Yekaterina Fedorkina

Personal information
- Full name: Yekaterina Igoryevna Fedorkina
- Born: 29 January 1983 (age 43) Kaluga, Russia
- Height: 1.74 m (5 ft 9 in)
- Weight: 68 kg (150 lb)

Fencing career
- Sport: Fencing
- Country: Russia
- Weapon: Sabre
- Hand: Left-handed
- National coach: Dmitry Ronzhin
- Club: Kaluga SDYUSHOR / Olympic Training Centre
- Head coach: Galina Gashinskaya
- Retired: 2010
- FIE ranking: ranking (archive)

Medal record
Women' sabre
Representing Russia
World Championships
| Gold medal – first place | 2004 New York | Team sabre |
| Silver medal – second place | 2005 Leipzig | Team sabre |
| Bronze medal – third place | 2006 Turin | Team sabre |
| Bronze medal – third place | 2007 St Petersburg | Team sabre |
European Championships
| Gold medal – first place | 2003 Bourges | Team sabre |
| Gold medal – first place | 2004 Copenhagen | Team sabre |
| Gold medal – first place | 2005 Zalaegerszeg | Individual sabre |
| Gold medal – first place | 2006 İzmir | Team sabre |
| Gold medal – first place | 2007 Ghent | Individual sabre |
| Silver medal – second place | 2004 Copenhagen | Individual sabre |
| Silver medal – second place | 2005 Zalaegerszeg | Team sabre |
| Bronze medal – third place | 2007 Ghent | Team sabre |
| Bronze medal – third place | 2008 Kyiv | Individual sabre |

= Yekaterina Fedorkina =

Russian fencer

Yekaterina Igoryevna Fedorkina (Екатерина Игоревна Федоркина; also spelled Ekaterina, born 29 March 1983) is a retired Russian sabre fencer, team world champion in 2004 and five-time European champion (team and individual).

==Career==
Fedorkina first took up rowing when she was ten years old after a rowing coach did a presentation of the sport at her school, but she found it boring. A school friend who was fencing suggested her own sport instead. Coach Galina Gashinskaya took an immediate interest in her after noticing she was left-handed. Despite early evidence of talent Fedorkina stopped training in sixth grade because of the harsh discipline, but Gashinskaya, who lived across the street, joined with her mother to badger her into coming back. After beginning with the foil Fedorkina moved to sabre under the training of Gashinskaya's husband Oleg.
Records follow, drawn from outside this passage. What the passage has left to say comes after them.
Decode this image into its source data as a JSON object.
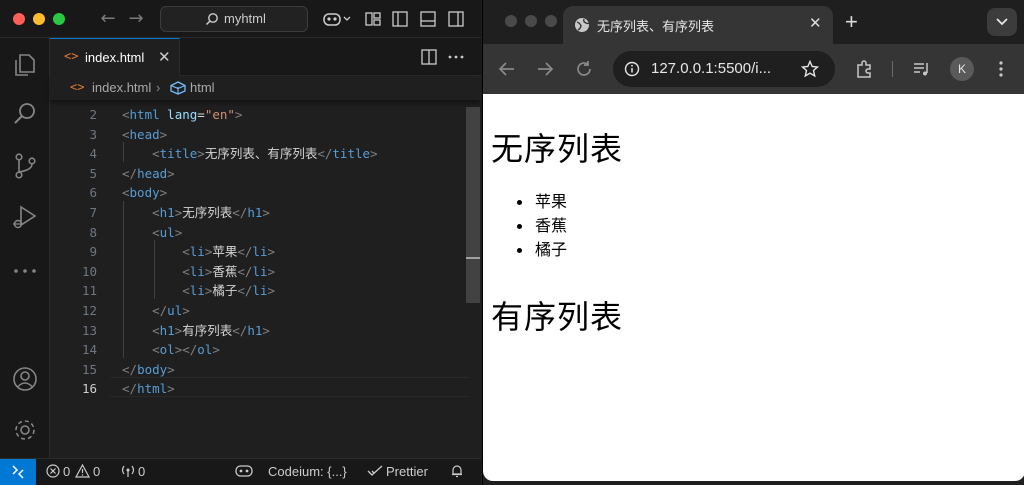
{
  "vscode": {
    "search_text": "myhtml",
    "tab": {
      "label": "index.html",
      "icon": "<>"
    },
    "breadcrumb": {
      "file": "index.html",
      "symbol": "html"
    },
    "lines": [
      {
        "num": "2",
        "tokens": [
          {
            "t": "<",
            "c": "t-bracket"
          },
          {
            "t": "html",
            "c": "t-tag"
          },
          {
            "t": " lang",
            "c": "t-attr"
          },
          {
            "t": "=",
            "c": "t-txt"
          },
          {
            "t": "\"en\"",
            "c": "t-str"
          },
          {
            "t": ">",
            "c": "t-bracket"
          }
        ]
      },
      {
        "num": "3",
        "tokens": [
          {
            "t": "<",
            "c": "t-bracket"
          },
          {
            "t": "head",
            "c": "t-tag"
          },
          {
            "t": ">",
            "c": "t-bracket"
          }
        ]
      },
      {
        "num": "4",
        "tokens": [
          {
            "t": "    ",
            "c": "t-txt"
          },
          {
            "t": "<",
            "c": "t-bracket"
          },
          {
            "t": "title",
            "c": "t-tag"
          },
          {
            "t": ">",
            "c": "t-bracket"
          },
          {
            "t": "无序列表、有序列表",
            "c": "t-txt"
          },
          {
            "t": "</",
            "c": "t-bracket"
          },
          {
            "t": "title",
            "c": "t-tag"
          },
          {
            "t": ">",
            "c": "t-bracket"
          }
        ]
      },
      {
        "num": "5",
        "tokens": [
          {
            "t": "</",
            "c": "t-bracket"
          },
          {
            "t": "head",
            "c": "t-tag"
          },
          {
            "t": ">",
            "c": "t-bracket"
          }
        ]
      },
      {
        "num": "6",
        "tokens": [
          {
            "t": "<",
            "c": "t-bracket"
          },
          {
            "t": "body",
            "c": "t-tag"
          },
          {
            "t": ">",
            "c": "t-bracket"
          }
        ]
      },
      {
        "num": "7",
        "tokens": [
          {
            "t": "    ",
            "c": "t-txt"
          },
          {
            "t": "<",
            "c": "t-bracket"
          },
          {
            "t": "h1",
            "c": "t-tag"
          },
          {
            "t": ">",
            "c": "t-bracket"
          },
          {
            "t": "无序列表",
            "c": "t-txt"
          },
          {
            "t": "</",
            "c": "t-bracket"
          },
          {
            "t": "h1",
            "c": "t-tag"
          },
          {
            "t": ">",
            "c": "t-bracket"
          }
        ]
      },
      {
        "num": "8",
        "tokens": [
          {
            "t": "    ",
            "c": "t-txt"
          },
          {
            "t": "<",
            "c": "t-bracket"
          },
          {
            "t": "ul",
            "c": "t-tag"
          },
          {
            "t": ">",
            "c": "t-bracket"
          }
        ]
      },
      {
        "num": "9",
        "tokens": [
          {
            "t": "        ",
            "c": "t-txt"
          },
          {
            "t": "<",
            "c": "t-bracket"
          },
          {
            "t": "li",
            "c": "t-tag"
          },
          {
            "t": ">",
            "c": "t-bracket"
          },
          {
            "t": "苹果",
            "c": "t-txt"
          },
          {
            "t": "</",
            "c": "t-bracket"
          },
          {
            "t": "li",
            "c": "t-tag"
          },
          {
            "t": ">",
            "c": "t-bracket"
          }
        ]
      },
      {
        "num": "10",
        "tokens": [
          {
            "t": "        ",
            "c": "t-txt"
          },
          {
            "t": "<",
            "c": "t-bracket"
          },
          {
            "t": "li",
            "c": "t-tag"
          },
          {
            "t": ">",
            "c": "t-bracket"
          },
          {
            "t": "香蕉",
            "c": "t-txt"
          },
          {
            "t": "</",
            "c": "t-bracket"
          },
          {
            "t": "li",
            "c": "t-tag"
          },
          {
            "t": ">",
            "c": "t-bracket"
          }
        ]
      },
      {
        "num": "11",
        "tokens": [
          {
            "t": "        ",
            "c": "t-txt"
          },
          {
            "t": "<",
            "c": "t-bracket"
          },
          {
            "t": "li",
            "c": "t-tag"
          },
          {
            "t": ">",
            "c": "t-bracket"
          },
          {
            "t": "橘子",
            "c": "t-txt"
          },
          {
            "t": "</",
            "c": "t-bracket"
          },
          {
            "t": "li",
            "c": "t-tag"
          },
          {
            "t": ">",
            "c": "t-bracket"
          }
        ]
      },
      {
        "num": "12",
        "tokens": [
          {
            "t": "    ",
            "c": "t-txt"
          },
          {
            "t": "</",
            "c": "t-bracket"
          },
          {
            "t": "ul",
            "c": "t-tag"
          },
          {
            "t": ">",
            "c": "t-bracket"
          }
        ]
      },
      {
        "num": "13",
        "tokens": [
          {
            "t": "    ",
            "c": "t-txt"
          },
          {
            "t": "<",
            "c": "t-bracket"
          },
          {
            "t": "h1",
            "c": "t-tag"
          },
          {
            "t": ">",
            "c": "t-bracket"
          },
          {
            "t": "有序列表",
            "c": "t-txt"
          },
          {
            "t": "</",
            "c": "t-bracket"
          },
          {
            "t": "h1",
            "c": "t-tag"
          },
          {
            "t": ">",
            "c": "t-bracket"
          }
        ]
      },
      {
        "num": "14",
        "tokens": [
          {
            "t": "    ",
            "c": "t-txt"
          },
          {
            "t": "<",
            "c": "t-bracket"
          },
          {
            "t": "ol",
            "c": "t-tag"
          },
          {
            "t": "></",
            "c": "t-bracket"
          },
          {
            "t": "ol",
            "c": "t-tag"
          },
          {
            "t": ">",
            "c": "t-bracket"
          }
        ]
      },
      {
        "num": "15",
        "tokens": [
          {
            "t": "</",
            "c": "t-bracket"
          },
          {
            "t": "body",
            "c": "t-tag"
          },
          {
            "t": ">",
            "c": "t-bracket"
          }
        ]
      },
      {
        "num": "16",
        "active": true,
        "tokens": [
          {
            "t": "</",
            "c": "t-bracket"
          },
          {
            "t": "html",
            "c": "t-tag"
          },
          {
            "t": ">",
            "c": "t-bracket"
          }
        ]
      }
    ],
    "status": {
      "errors": "0",
      "warnings": "0",
      "ports": "0",
      "codeium": "Codeium: {...}",
      "prettier": "Prettier"
    },
    "colors": {
      "accent": "#0078d4",
      "editor_bg": "#1f1f1f"
    }
  },
  "chrome": {
    "tab_title": "无序列表、有序列表",
    "url": "127.0.0.1:5500/i...",
    "profile_initial": "K",
    "page": {
      "h1_unordered": "无序列表",
      "list_items": [
        "苹果",
        "香蕉",
        "橘子"
      ],
      "h1_ordered": "有序列表"
    }
  }
}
Her first medal in a major event was a bronze medal at the 1999 Cadet World Championships in Dijon, followed by another bronze medal at the 2001 Junior European Championships in Keszthely and at the 2003 Junior World Championships in Trapani. She began fencing in the senior category in the 2002–03 season and climbed the podium in her first World Cup competition with a bronze at the Moscow Grand Prix. That same year she was included in the Russian national team and with Yelena Nechayeva, Sofiya Velikaya and Nataliya Makeyeva she won in Bourges her first European medal, a team gold.

In the 2003–04 season Fedorkina won a silver medal at the European Championships in Copenhagen after ceding in the final to Poland's Aleksandra Socha. At the World Championships held for events absent from the 2004 Summer Olympics programme, Russia won the title in women's team sabre after prevailing over the United States. The next year Fedorkina won the gold medal at the European Championships in Zalaegerszeg. She took part in the team event at the 2008 Summer Olympics. Velikaya, Nechayeva, Yekaterina Dyachenko and Fedorkina lost in the quarter-finals to eventual Olympic champions Ukraine, and finished 5th after the classification rounds.